La voces que regaron la historia a través de las centurias contaron que la reina una mañana ya no despertó, que la desesperación del rey lo hizo recurrir a todo lo que estuvo a su alcance para recuperarla, hasta aquello prohibido por las leyes. Durante veinte años aquel hombre desesperado, por consejo del ser más despreciable del reino, llegó hasta las ciudades del otro lado del mar en busca del origen de aquel intrincado conjuro que le había arrebatado su amor.
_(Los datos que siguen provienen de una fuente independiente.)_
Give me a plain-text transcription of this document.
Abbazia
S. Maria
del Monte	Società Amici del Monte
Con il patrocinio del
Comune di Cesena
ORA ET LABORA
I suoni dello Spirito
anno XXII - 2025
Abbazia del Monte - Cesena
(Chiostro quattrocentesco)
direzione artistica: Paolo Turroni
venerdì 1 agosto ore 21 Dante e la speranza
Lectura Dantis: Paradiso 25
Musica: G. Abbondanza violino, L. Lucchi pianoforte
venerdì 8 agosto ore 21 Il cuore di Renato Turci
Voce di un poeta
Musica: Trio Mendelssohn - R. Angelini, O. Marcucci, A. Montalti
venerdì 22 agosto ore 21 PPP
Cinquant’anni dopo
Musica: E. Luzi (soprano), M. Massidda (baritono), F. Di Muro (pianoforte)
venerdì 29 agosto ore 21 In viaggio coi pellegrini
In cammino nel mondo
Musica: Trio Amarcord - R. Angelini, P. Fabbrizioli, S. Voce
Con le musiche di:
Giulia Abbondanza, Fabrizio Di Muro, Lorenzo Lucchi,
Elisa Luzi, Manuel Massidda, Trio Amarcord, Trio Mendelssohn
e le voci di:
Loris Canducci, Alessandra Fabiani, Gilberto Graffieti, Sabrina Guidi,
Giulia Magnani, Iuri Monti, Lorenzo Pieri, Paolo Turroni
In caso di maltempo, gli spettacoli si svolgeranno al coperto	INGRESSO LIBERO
Veinte años le llevó regresar derrotado a su lado sólo para presenciar el último aliento de quien, envuelta en la bruma de lo que siempre creyó un mundo en el que su palabra otorgaba la vida y la muerte a su antojo, lo dejaba solo en el mundo.

Dicen que la reina, luego de haber dormido por años, sostenida por un imperceptible hilo de vida atado a  los confines del mundo conocido, luego de haber soñado una desesperada y sangrienta carrera por salvar a su amado, en un último suspiro, mencionó el nombre secreto del único ser que realmente había conocido la profundidad de su alma: el nombre secreto del que nunca duerme.